Radicas Docs
Self-host

Self-host overview

Run the same Radicas codebase on your own infrastructure — deployment profiles, swappable edges, and what changes relative to the SaaS.

Radicas ships one codebase that runs in three ways: as the multi-tenant SaaS we operate, self-hosted on your infrastructure, or BYOC in your own cloud account. Self-host is not a fork — it is the same application with different edges selected at deploy time.

Deployment profiles

Three profiles select how the platform is wired:

  • saas — multi-tenant, operated by Radicas at app.radicas.io.
  • self-host — your Kubernetes cluster, your storage, your data.
  • byoc — your cloud account, deployed with the same artifact.

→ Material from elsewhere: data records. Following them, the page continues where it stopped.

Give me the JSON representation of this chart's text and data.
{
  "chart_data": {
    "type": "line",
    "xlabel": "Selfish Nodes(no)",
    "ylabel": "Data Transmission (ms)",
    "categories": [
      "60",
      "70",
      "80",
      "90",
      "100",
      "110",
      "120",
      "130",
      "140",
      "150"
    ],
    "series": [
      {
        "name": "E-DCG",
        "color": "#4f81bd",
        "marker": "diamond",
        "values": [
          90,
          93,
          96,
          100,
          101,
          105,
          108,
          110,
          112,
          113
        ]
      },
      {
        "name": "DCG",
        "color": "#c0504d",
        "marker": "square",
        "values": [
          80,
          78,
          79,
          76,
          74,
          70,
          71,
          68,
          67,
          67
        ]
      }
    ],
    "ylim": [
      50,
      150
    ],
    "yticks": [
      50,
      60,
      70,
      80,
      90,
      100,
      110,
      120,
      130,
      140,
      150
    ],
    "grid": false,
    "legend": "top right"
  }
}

The application itself depends only on abstract contracts — an OIDC issuer, a Postgres DSN, an S3-compatible endpoint, key-management settings, and a tenancy mode — never on a specific cloud service. A profile is configuration, not code.

What swaps

ConcernSaaSSelf-host
Identity (OIDC)KindeZitadel
Control-plane PostgresNeonCloudNativePG (CNPG)
Object storageHetzner Object StorageMinIO, or any S3-compatible store you run
BillingStripe module onOff — the billing module is absent at deploy time

Switching the identity provider changes only the issuer configuration; the application verifies standard OIDC JWTs either way.

What stays the same

Everything that matters: the same data plane (ClickHouse hot plus object-storage bronze), the same two schemas (FOCUS gold and OTel gen_ai — see the three layers), the same ingest gateway and tenant stamping, delivered as a single artifact — a Helm chart plus versioned container images. Self-host runs in single-tenant mode, which keeps the tenant column in the schema with one tenant in it, so the code never diverges from the SaaS.

Status

Self-host packaging lands with Phase 5 of the platform roadmap. The install, configuration, and upgrade pages are structured drafts that track it — they contain the settled decisions and will be completed as Phase 5 ships.